Z: And start shit with the other players.

TC: Yeah, and throwing my racket. But as time moved on, I started to realize I’m not very good at playing the way John McEnroe plays. I have to play the way I play and it’s a lot worse than John McEnroe. So then you start to find yourself—you start off as a collection of your influences and you end up as yourself—a little more of yourself. So it’s just a journey to be more and more like yourself.

Z: I’ve heard you guys described as having a flaunt pop vocabulary, which allows you guys to create albums that are always very different from one another, yet still so distinctly Stars albums. Would you agree with that?

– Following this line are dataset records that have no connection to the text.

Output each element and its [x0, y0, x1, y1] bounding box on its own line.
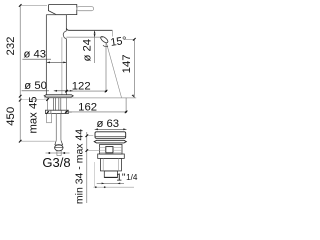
svg-text:ø 63: ø 63	[96, 118, 119, 130]
svg-text:450: 450	[5, 107, 17, 126]
svg-text:min 34 - max 44: min 34 - max 44	[74, 129, 86, 204]
svg-text:15°: 15°	[110, 35, 128, 49]
svg-text:122: 122	[72, 80, 91, 92]
svg-text:232: 232	[5, 37, 17, 56]
svg-text:1"1/4: 1"1/4	[116, 172, 138, 183]
svg-text:G3/8: G3/8	[42, 155, 70, 170]
svg-text:162: 162	[78, 101, 97, 113]
svg-text:ø 50: ø 50	[24, 80, 47, 92]
svg-text:ø 24: ø 24	[82, 39, 94, 62]
svg-text:ø 43: ø 43	[23, 49, 46, 61]
svg-text:147: 147	[121, 54, 133, 73]
svg-text:max 45: max 45	[28, 96, 40, 133]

TC: Yeah, I would. I’d say that’s true. I think that comes from the guys in the band.  The dudes playing the instruments are very virtuosic.  Chris went to classical music school; Evan has played in every kind of band from jazz to reggae to punk to everything; Pattie is a jazz graduate from University. They all have a lot of virtuosity; they can play a lot of stuff. That gives them the option of making choices that are not necessarily just about their taste. So you can let the song lead you instead of your taste or fashion or abilities leading you. And yeah, for better or worse, it’s hard to say Stars always makes albums that sound like this. We have a tendency to not follow our taste or the fashion of the day, and rather follow the song. If you’re someone who needs everything to sound cool or of the moment, then you might find us a little weird, I guess.

Z: And then you’re lame.

TC: And then you’re a lame person, and you shouldn’t come to our show. Watch the Bachelor. It’s an outstanding program and you should just stay home and watch it.

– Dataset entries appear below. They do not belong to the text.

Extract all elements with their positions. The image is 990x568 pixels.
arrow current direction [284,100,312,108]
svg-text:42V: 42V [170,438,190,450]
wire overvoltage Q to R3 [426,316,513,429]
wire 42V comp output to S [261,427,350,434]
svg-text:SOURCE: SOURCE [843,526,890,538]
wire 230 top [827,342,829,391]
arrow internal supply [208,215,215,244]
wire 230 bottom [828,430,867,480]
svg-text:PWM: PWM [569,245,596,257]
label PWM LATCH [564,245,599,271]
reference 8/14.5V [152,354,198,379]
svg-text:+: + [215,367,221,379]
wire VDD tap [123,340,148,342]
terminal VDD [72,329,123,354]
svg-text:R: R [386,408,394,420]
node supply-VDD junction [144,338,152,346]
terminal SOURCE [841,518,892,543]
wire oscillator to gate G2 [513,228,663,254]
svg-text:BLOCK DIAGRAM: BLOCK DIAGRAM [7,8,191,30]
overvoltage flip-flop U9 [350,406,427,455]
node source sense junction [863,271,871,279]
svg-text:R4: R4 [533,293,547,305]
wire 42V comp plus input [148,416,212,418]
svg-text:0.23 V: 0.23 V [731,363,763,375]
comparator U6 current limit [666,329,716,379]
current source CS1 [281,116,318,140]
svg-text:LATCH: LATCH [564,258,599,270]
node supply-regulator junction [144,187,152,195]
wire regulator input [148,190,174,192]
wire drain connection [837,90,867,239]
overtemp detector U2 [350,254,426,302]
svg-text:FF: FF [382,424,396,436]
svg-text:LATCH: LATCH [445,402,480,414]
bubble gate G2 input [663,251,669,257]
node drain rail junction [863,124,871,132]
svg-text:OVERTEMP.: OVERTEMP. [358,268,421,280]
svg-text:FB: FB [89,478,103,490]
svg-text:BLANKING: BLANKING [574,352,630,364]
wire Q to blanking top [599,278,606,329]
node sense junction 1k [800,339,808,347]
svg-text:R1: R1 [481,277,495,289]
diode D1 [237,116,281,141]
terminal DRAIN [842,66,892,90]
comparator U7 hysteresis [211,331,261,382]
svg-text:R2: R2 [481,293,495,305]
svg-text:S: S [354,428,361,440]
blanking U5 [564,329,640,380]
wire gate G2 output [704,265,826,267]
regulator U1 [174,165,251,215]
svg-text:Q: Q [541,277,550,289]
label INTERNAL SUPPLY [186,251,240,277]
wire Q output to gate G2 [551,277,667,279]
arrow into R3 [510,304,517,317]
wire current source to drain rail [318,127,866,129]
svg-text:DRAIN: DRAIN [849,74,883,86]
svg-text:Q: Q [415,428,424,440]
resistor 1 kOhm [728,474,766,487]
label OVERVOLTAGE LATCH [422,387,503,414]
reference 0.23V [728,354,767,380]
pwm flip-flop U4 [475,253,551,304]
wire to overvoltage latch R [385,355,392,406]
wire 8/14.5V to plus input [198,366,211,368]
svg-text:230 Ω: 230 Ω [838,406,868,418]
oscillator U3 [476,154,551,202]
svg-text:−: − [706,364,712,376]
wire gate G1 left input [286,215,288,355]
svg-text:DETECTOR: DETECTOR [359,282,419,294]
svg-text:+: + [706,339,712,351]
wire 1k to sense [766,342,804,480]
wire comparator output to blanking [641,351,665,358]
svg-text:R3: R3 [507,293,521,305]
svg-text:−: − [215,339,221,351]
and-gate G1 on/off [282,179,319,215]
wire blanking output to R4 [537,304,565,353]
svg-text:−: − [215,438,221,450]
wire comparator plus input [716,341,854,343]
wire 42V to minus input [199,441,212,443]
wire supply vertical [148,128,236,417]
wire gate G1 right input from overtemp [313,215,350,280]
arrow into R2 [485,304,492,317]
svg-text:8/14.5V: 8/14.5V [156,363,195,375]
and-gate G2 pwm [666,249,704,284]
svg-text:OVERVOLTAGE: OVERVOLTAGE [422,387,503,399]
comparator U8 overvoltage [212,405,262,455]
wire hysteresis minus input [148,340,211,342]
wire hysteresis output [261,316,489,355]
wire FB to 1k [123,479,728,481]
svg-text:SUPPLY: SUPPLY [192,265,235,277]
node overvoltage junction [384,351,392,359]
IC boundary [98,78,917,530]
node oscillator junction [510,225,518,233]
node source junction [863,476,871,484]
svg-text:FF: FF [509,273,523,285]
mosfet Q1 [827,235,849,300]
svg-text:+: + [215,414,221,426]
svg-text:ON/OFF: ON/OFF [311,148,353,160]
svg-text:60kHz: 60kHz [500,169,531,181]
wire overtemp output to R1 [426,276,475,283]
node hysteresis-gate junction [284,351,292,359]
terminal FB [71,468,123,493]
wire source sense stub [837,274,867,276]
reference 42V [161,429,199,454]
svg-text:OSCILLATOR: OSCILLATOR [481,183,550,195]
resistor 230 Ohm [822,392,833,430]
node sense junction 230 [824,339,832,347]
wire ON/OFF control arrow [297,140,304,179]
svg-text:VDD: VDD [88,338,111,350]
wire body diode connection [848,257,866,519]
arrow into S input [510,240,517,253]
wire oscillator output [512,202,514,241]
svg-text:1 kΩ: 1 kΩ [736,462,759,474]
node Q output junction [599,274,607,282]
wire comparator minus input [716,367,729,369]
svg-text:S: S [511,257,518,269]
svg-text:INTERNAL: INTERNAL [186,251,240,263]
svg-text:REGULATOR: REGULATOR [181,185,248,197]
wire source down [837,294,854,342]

Z: Okay, I got one more for you. Could you talk a little bit about the experience making this last album?

TC: We made this record in our studio, and we’d always hung out in our studio, generally speaking, till about 8 o’clock at night. We’re kinda day workers when we’re writing. So then we built this studio to make this record and we were like “okay, we got to stay up all night.” We were working seventeen, eighteen hours a day. We suddenly realized we’d built this whole studio over a club, and we were hearing this unts, unts, unts coming through the floorboard about four nights a week. At first we were kind of alarmed at the consequences of that, and then we were like “maybe this is a message somehow.” Because we’ve always loved dance music and we’ve had a little bit of that in our music, but we never really tried to go for it—never really got the gear, and never really got the technical knowledge and know really how to use drum machines. And so we did, we decided we’d figure that shit out, and we got Liam O’Neil who is in the Stills and works with Metric a lot. And so that inspired us to push forward with this idea of using lots of four-on-the-floor beats and using a lot of dance music influence in the record. It’s a funny thing, it’s been fourteen years and it still feels like we just started doing this, and we’re still trying to figure out just how to do it. And every time you do it you think, “is this who we are? Is this the record that defines us?” As you go on you start to realize it is a continuum and that the music all becomes one and you wonder less about each individual album, and you start to think about what you’ve done in a continuum as a whole. And hopefully, next time we make an album, it’ll be different again. There’ll be something else, some other obstacle that pushes us into a corner and forces us to reinvent what we’re doing. Those obstacles are ultimately what keep you going. If the path were clear all the time, you’d make the same album over and over again and disappear up your own ass. It’s that thing of how can we articulate ourselves around this challenge that makes it worth continuing to do.